I don't know if eyelids are considered part of the eye but I know for example that cats have a second eyelid that they use to coat and protect their eyes in certain situations. It's visible sometimes when a cat is waking up from sleep, it looks like a white sheet that emerges from the sides.

This eyelid automatically closes when something is aimed at the eye. So if the cat is walking inside a bush with lots of poking branches, it will use this second eyelid to protect the cornea from being damaged.

Cool right?

Post 6

I've been thinking about getting laser eye surgery to fix my eye sight but after I learned about what they actually do in the surgery, I've been very scared.

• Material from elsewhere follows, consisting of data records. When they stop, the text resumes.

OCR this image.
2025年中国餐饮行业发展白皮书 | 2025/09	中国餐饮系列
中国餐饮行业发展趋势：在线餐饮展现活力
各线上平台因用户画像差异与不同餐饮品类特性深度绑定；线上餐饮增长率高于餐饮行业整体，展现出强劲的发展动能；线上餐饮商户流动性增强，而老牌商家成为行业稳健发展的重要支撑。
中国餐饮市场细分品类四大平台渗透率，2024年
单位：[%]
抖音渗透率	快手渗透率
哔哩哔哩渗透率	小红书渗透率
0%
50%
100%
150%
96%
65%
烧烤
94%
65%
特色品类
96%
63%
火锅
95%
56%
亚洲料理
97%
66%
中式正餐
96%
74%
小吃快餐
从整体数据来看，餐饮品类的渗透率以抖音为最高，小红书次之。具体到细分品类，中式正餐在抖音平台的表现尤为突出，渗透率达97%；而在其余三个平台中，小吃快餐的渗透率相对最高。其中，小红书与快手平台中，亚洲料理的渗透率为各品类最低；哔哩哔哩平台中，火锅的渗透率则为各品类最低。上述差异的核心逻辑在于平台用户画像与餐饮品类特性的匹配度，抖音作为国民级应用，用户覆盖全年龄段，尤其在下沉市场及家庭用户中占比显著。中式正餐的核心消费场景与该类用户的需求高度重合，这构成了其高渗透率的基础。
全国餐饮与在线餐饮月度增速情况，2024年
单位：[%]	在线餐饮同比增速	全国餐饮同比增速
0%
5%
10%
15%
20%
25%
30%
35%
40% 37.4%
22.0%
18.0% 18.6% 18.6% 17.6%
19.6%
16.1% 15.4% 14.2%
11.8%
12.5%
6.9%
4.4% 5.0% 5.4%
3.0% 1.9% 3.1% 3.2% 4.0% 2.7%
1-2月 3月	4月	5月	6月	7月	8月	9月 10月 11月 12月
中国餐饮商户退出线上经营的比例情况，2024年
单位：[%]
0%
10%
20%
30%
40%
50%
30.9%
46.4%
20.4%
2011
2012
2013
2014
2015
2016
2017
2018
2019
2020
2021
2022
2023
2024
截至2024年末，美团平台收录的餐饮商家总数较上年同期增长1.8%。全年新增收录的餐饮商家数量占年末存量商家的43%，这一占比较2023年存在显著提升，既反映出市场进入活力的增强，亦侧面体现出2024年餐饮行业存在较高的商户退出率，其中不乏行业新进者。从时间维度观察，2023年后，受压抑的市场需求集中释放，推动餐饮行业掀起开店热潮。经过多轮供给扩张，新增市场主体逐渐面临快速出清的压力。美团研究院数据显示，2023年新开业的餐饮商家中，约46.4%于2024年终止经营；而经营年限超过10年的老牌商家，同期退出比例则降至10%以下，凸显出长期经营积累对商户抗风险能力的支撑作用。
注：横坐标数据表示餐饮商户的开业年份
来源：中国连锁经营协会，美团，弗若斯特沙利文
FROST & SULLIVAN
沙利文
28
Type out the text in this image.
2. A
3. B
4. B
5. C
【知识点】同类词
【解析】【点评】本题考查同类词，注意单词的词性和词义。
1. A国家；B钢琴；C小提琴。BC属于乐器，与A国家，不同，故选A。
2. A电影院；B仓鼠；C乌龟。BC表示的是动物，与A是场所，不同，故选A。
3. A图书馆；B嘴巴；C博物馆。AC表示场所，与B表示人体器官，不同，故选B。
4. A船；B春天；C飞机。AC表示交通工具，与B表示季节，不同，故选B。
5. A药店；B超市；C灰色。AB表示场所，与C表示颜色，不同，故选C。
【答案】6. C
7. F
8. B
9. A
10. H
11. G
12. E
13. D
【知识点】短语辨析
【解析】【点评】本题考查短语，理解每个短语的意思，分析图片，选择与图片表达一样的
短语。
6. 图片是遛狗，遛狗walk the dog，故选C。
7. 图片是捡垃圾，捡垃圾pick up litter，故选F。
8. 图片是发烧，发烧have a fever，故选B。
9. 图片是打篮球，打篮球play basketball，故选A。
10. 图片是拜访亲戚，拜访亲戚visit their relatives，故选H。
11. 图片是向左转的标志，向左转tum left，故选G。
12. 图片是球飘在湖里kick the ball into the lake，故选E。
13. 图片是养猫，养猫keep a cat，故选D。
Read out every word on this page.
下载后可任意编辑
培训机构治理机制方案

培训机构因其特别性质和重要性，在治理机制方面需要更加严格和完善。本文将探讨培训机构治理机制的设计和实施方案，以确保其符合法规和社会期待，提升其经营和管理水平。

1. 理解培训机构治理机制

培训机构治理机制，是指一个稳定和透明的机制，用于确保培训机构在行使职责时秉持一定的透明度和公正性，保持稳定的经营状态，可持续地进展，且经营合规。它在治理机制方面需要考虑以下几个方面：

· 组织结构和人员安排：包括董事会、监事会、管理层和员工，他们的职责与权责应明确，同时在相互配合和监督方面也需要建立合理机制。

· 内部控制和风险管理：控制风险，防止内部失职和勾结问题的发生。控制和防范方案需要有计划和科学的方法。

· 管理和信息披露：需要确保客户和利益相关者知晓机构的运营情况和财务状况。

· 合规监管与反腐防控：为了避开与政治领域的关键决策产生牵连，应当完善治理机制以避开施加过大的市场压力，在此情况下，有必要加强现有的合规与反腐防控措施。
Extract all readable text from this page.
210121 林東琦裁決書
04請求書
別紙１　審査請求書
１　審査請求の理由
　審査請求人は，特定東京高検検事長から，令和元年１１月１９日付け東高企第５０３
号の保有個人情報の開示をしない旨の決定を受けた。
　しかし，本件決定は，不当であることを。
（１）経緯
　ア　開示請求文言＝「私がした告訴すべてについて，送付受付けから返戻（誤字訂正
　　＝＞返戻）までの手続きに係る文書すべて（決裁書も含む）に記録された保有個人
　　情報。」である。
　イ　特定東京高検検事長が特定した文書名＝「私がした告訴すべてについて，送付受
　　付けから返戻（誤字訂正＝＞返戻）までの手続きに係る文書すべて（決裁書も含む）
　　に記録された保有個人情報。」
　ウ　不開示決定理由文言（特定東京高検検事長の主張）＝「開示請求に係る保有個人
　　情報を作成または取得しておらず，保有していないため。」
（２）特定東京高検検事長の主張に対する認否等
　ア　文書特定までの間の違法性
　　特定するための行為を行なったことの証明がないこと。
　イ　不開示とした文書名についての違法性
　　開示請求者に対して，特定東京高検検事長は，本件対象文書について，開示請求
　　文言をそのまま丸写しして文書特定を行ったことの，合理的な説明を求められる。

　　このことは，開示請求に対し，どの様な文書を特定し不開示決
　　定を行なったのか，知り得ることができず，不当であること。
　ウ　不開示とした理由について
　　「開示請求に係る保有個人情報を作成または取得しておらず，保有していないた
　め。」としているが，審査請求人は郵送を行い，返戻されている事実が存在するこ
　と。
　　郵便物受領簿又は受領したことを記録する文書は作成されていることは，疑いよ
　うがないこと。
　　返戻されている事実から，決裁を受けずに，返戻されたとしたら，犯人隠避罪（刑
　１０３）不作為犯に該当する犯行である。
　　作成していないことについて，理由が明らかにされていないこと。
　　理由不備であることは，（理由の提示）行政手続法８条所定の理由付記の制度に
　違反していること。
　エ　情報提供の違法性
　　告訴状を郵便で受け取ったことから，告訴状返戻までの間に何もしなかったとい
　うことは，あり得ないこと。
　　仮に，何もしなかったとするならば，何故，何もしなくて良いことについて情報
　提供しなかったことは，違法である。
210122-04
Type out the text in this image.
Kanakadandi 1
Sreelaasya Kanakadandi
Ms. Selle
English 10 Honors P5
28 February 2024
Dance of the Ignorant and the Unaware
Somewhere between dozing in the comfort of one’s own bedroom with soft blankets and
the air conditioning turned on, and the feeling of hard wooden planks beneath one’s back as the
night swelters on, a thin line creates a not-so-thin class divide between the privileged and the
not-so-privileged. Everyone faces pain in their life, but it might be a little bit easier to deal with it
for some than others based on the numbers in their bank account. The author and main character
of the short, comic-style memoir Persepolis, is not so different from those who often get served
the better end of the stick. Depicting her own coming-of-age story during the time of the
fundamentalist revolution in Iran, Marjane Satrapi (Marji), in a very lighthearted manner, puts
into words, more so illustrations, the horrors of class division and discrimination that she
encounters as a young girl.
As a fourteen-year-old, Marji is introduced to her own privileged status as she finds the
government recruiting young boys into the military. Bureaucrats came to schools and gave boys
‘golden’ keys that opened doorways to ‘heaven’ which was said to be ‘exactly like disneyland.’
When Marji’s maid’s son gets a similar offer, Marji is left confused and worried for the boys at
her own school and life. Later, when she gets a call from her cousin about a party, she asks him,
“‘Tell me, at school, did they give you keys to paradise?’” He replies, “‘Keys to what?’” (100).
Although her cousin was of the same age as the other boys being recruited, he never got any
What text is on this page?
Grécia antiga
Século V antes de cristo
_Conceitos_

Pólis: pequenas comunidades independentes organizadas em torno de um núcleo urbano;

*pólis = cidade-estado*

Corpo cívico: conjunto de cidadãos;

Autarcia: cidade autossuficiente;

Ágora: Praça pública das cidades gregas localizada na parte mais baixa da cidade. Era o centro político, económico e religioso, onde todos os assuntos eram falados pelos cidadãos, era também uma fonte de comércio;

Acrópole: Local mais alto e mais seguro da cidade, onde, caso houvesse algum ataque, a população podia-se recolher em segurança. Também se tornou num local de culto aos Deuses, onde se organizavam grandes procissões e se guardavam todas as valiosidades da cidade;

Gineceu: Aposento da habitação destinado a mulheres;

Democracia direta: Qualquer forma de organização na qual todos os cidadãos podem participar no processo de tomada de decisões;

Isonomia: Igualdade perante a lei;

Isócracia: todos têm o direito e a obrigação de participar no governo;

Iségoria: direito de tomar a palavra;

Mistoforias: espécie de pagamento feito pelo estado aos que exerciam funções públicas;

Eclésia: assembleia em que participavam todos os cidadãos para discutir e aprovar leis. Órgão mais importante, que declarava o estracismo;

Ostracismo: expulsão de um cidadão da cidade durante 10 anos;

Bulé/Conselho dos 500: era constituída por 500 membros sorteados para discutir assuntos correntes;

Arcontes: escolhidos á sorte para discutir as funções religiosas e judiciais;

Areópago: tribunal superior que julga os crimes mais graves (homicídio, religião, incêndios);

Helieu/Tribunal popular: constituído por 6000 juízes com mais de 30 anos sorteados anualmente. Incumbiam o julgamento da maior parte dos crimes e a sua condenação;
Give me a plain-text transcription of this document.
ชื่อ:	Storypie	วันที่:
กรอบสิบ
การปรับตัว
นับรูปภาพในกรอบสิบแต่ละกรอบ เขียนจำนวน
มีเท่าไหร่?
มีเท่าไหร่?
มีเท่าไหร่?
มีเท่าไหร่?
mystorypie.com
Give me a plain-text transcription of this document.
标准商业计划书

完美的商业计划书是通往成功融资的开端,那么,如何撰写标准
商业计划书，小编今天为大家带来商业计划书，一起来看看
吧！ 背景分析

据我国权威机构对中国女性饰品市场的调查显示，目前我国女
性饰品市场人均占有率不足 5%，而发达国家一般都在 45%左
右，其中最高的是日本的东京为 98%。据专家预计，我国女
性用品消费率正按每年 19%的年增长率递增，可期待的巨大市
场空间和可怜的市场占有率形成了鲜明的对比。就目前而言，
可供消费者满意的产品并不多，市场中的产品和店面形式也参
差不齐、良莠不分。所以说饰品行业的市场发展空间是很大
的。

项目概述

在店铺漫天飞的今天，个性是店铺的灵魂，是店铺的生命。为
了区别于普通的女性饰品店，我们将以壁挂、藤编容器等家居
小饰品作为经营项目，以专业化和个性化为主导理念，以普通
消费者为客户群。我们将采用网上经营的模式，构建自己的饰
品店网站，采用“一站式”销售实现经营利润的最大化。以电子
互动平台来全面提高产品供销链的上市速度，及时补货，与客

My doctor said that this surgery involves cutting a flap from the top of the cornea. After they remove this flap, they use laser to make changes in the cornea itself to fix eye sight and then they put the flap of cornea back.

Isn't this really dangerous? Does our cornea have the capacity to fix itself after it has been cut like that?

Post 5

I had no idea that our eyes were so complex.

I'm curious, are the eyes of animals structured the same way as ours? Do they have the same parts?

Post 2

Great article- I just want to add that a good way to protect the retina is to purchase polarized sunglasses.

Polarized sunglasses protect the eyes and especially the retina from the harmful UVA and UVB rays. It allows you to see objects clearly without any form of glare.

It is well known that prolonged exposure to UVB rays can lead to photokeratitis which is a sunburn in the eyes. This sun exposure burns the cornea. This is another reason why polarized glasses are so important.